09 - Meet

3.1K 402 50
                                    

Genggaman tangan kian mengerat, saling menyalurkan kekuatan. Sebanyak apapun ketenangan yang diberikan sang suami, tak mampu menahan isak tangis sang istri. Hatinya terluka, jiwanya terkoyak. Merasa menjadi Ibu yang paling hina.

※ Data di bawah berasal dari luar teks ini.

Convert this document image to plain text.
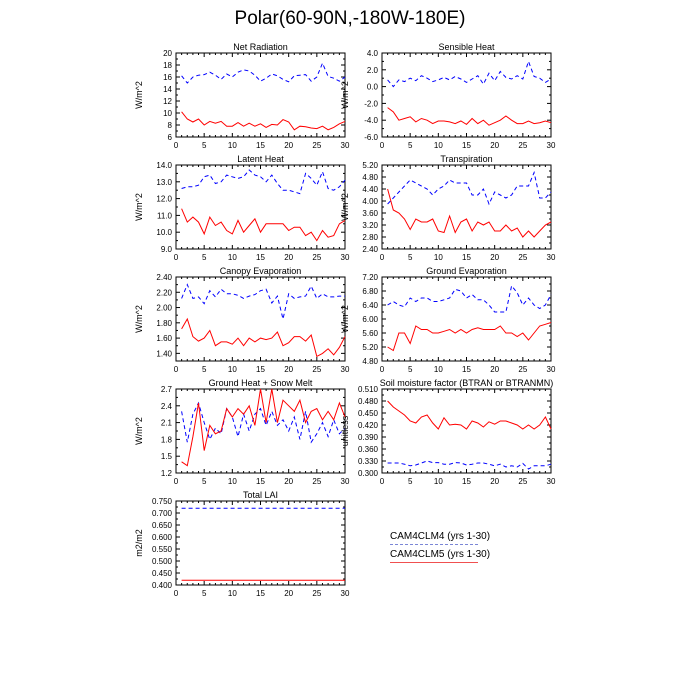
Polar(60-90N,-180W-180E)
Net Radiation
W/m^2
6
8
10
12
14
16
18
20
0	5	10 15 20 25 30
Sensible Heat
W/m^2
-6.0
-4.0
-2.0
0.0
2.0
4.0
0	5	10 15 20 25 30
Latent Heat
W/m^2
9.0
10.0
11.0
12.0
13.0
14.0
0	5	10 15 20 25 30
Transpiration
W/m^2
2.40
2.80
3.20
3.60
4.00
4.40
4.80
5.20
0	5	10 15 20 25 30
Canopy Evaporation
W/m^2
1.40
1.60
1.80
2.00
2.20
2.40
0	5	10 15 20 25 30
Ground Evaporation
W/m^2
4.80
5.20
5.60
6.00
6.40
6.80
7.20
0	5	10 15 20 25 30
Ground Heat + Snow Melt
W/m^2
1.2
1.5
1.8
2.1
2.4
2.7
0	5	10 15 20 25 30
Soil moisture factor (BTRAN or BTRANMN)
unitless
0.300
0.330
0.360
0.390
0.420
0.450
0.480
0.510
0	5	10 15 20 25 30
Total LAI
m2/m2
0.400
0.450
0.500
0.550
0.600
0.650
0.700
0.750
0	5	10 15 20 25 30
CAM4CLM4 (yrs 1-30)
CAM4CLM5 (yrs 1-30)
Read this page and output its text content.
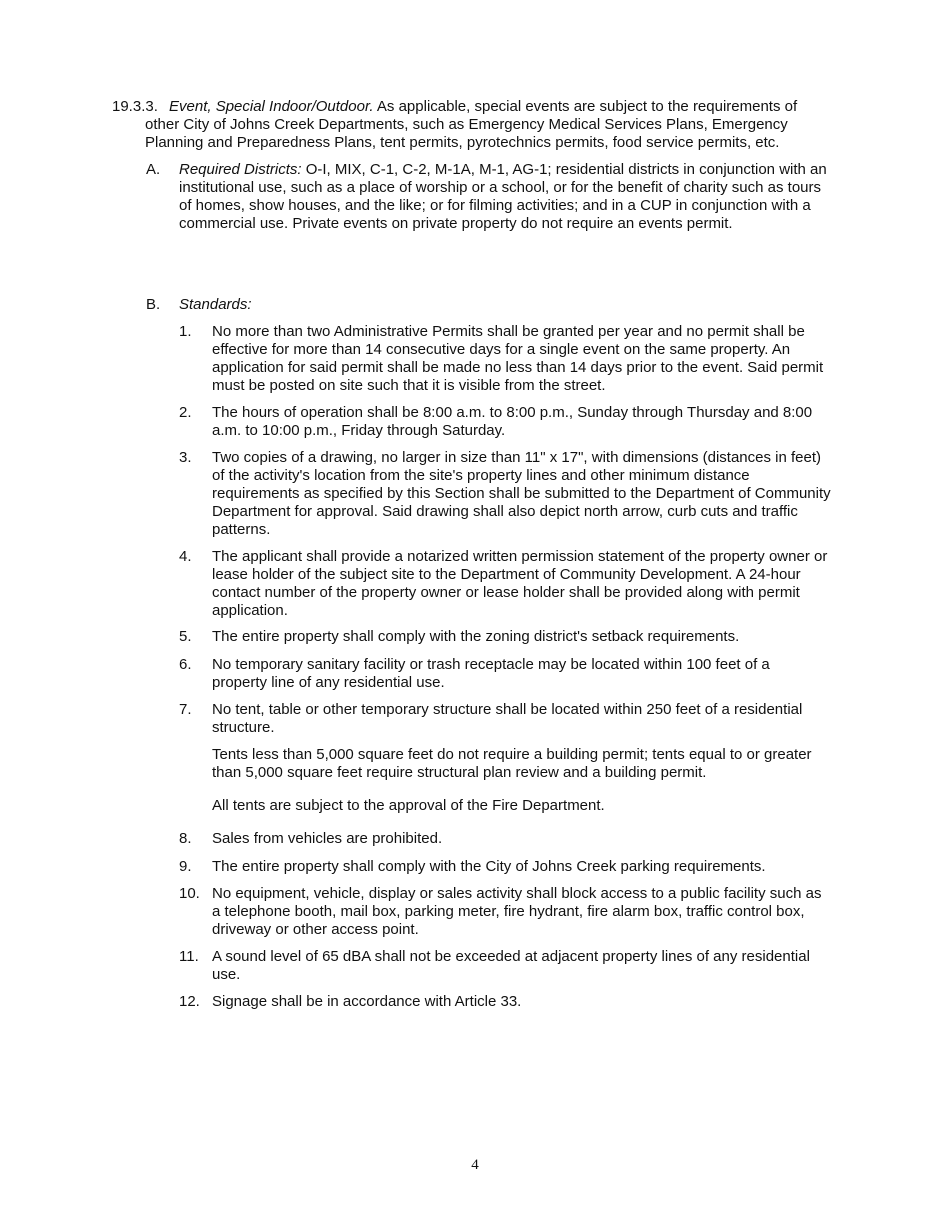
19.3.3. Event, Special Indoor/Outdoor. As applicable, special events are subject to the requirements of
other City of Johns Creek Departments, such as Emergency Medical Services Plans, Emergency Planning and Preparedness Plans, tent permits, pyrotechnics permits, food service permits, etc.
A. Required Districts: O-I, MIX, C-1, C-2, M-1A, M-1, AG-1; residential districts in conjunction with an institutional use, such as a place of worship or a school, or for the benefit of charity such as tours of homes, show houses, and the like; or for filming activities; and in a CUP in conjunction with a commercial use. Private events on private property do not require an events permit.
B. Standards:
1. No more than two Administrative Permits shall be granted per year and no permit shall be effective for more than 14 consecutive days for a single event on the same property. An application for said permit shall be made no less than 14 days prior to the event. Said permit must be posted on site such that it is visible from the street.
2. The hours of operation shall be 8:00 a.m. to 8:00 p.m., Sunday through Thursday and 8:00 a.m. to 10:00 p.m., Friday through Saturday.
3. Two copies of a drawing, no larger in size than 11" x 17", with dimensions (distances in feet) of the activity's location from the site's property lines and other minimum distance requirements as specified by this Section shall be submitted to the Department of Community Department for approval. Said drawing shall also depict north arrow, curb cuts and traffic patterns.
4. The applicant shall provide a notarized written permission statement of the property owner or lease holder of the subject site to the Department of Community Development. A 24-hour contact number of the property owner or lease holder shall be provided along with permit application.
5. The entire property shall comply with the zoning district's setback requirements.
6. No temporary sanitary facility or trash receptacle may be located within 100 feet of a property line of any residential use.
7. No tent, table or other temporary structure shall be located within 250 feet of a residential structure.
Tents less than 5,000 square feet do not require a building permit; tents equal to or greater than 5,000 square feet require structural plan review and a building permit.
All tents are subject to the approval of the Fire Department.
8. Sales from vehicles are prohibited.
9. The entire property shall comply with the City of Johns Creek parking requirements.
10. No equipment, vehicle, display or sales activity shall block access to a public facility such as a telephone booth, mail box, parking meter, fire hydrant, fire alarm box, traffic control box, driveway or other access point.
11. A sound level of 65 dBA shall not be exceeded at adjacent property lines of any residential use.
12. Signage shall be in accordance with Article 33.
4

"Sudah, kita telah malakukan yang terbaik. Tak ada yang salah, semua sudah digariskan seperti ini," ucap sang suami menenangkan. "Kita hanya perlu melanjutkan hidup. Kau, aku dan Jungkook—putra manis kita."

"Andai saat itu aku tak membiarkan Yoongi bermain air di depan pintu. Andai saat itu aku bisa berjalan lebih berhati-hati, kau tak akan pergi sebelum menyecap indahnya dunia. Maafkan Ibu, sayang."

***

Malam ini hujan deras, mengguyur tubuh kurus Yoongi. Mata nya menjadi kabur, bulir bening yang tertampung meluruh bersama air hujan, remuknya jiwa tak mampu teraba namun begitu jelas terlihat. Getar bahu karena isaknya, jerit pilu menyesakkan dada, tak ayal membuatnya terlihat begitu rapuh.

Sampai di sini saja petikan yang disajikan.